Consensus Report

Forensic Analysis: Weighing Bullet Lead Evidence (2004)


Each report is produced by a committee of experts selected by the Academy to address a particular statement of task and is subject to a rigorous, independent peer review; while the reports represent views of the committee, they also are endorsed by the Academy. Learn more on our expert consensus reports.

Since the 1960s, FBI testimony in thousands of criminal cases has relied on evidence from Compositional Analysis of Bullet Lead (CABL), a forensic technique that compares the elemental composition of bullets found at a crime scene to the elemental composition of bullets found in a suspect's possession. The report assesses the scientific validity of CABL, finding that the FBI should use a different statistical analysis for the technique, and that, given variations in bullets manufacturing processes, expert witnesses should make clear the very limited conclusions that CABL results can support.

Key Messages

  • Although it has been demonstrated that there are a large number of different compositionally indistinguishable volumes of lead (CIVLs), there is evidence that bullets from different CIVLs can sometimes coincidentally be analytically indistinguishable.
  • CABL is sufficiently reliable to support testimony that bullets from the same compositionally indistinguishable volume of lead (CIVL) are more likely to be analytically indistinguishable than bullets from different CIVLs.
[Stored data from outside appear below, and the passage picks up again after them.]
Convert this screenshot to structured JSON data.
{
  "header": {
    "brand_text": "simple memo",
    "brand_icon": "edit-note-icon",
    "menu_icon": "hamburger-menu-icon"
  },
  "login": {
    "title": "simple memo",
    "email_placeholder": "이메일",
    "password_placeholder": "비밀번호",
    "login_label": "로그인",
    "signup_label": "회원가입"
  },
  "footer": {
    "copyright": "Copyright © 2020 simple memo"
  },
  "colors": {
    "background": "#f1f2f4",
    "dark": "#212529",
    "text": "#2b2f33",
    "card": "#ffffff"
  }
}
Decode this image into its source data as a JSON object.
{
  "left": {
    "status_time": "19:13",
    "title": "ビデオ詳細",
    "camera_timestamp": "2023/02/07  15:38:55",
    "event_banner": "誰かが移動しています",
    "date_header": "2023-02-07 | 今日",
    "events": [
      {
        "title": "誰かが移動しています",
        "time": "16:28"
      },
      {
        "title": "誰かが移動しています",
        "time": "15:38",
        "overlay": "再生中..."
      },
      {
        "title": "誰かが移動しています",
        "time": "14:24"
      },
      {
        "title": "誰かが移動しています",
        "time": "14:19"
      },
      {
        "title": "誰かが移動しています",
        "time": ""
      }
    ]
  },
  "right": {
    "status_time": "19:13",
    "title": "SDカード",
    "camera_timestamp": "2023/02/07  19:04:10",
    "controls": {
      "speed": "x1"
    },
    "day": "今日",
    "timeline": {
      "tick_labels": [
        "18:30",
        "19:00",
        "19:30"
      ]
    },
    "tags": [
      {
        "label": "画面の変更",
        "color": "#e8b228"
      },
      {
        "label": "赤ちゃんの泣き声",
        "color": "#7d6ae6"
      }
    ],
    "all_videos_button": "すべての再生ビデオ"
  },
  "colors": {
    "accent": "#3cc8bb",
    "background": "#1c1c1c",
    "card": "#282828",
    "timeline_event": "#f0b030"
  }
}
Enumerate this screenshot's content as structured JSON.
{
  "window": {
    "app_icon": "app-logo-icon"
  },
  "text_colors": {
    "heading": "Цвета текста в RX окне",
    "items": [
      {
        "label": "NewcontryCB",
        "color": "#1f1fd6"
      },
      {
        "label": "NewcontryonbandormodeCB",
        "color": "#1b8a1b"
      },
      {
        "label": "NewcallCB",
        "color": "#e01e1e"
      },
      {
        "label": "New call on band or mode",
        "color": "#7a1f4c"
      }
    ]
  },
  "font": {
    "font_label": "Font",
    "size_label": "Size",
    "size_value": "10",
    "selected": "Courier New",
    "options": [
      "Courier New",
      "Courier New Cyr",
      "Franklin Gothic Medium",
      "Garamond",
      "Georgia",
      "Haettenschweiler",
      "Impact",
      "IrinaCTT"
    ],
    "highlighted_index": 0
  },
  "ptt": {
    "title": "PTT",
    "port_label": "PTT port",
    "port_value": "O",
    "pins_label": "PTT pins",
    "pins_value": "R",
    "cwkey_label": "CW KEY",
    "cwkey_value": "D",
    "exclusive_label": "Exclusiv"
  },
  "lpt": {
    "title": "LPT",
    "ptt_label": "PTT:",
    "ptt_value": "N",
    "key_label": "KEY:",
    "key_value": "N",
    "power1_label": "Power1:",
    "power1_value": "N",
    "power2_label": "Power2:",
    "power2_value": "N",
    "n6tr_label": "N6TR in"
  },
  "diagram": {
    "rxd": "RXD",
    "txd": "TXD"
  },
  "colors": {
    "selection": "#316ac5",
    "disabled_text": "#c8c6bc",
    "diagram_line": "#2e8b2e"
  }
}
An examiner may also testify that having CABL evidence that two bullets are analytically indistinguishable increases the probability that two bullets came from the same CIVL, versus no evidence of match status.
  • Compositional analysis of bullet lead data alone do not permit any definitive statement concerning the date of bullet manufacture.
  • Detailed patterns of distribution of ammunition are unknown, and as a result an expert should not testify as to the probability that a crime scene bullet came from the defendant. Geographic distribution data on bullets and ammunition are needed before such testimony can be given.
  • The available data do not support any statement that a crime bullet came from, or is likely to have come from, a particular box of ammunition, and references to boxes of ammunition in any form is seriously misleading under Federal Rule of Evidence 403.
  • The committee's review of the literature and discussions with manufacturers indicates that the size of a CIVL ranges from 70 lbs in a billet to 200,000 lbs in a melt. That is equivalent to 12,000 to 35 million 40-grain, .22 caliber longrifle bullets from a CIVL compared with a total of 9 billion bullets produced each year.
  • The current analytical technology used by the FBI inductively coupled plasma-optical emission spectroscopy (ICP-OES) is appropriate and is currently the best available technology for the application.
  • Variations among and within lead bullet manufacturers makes any modeling of the general manufacturing process unreliable and potentially misleading in CABL comparisons.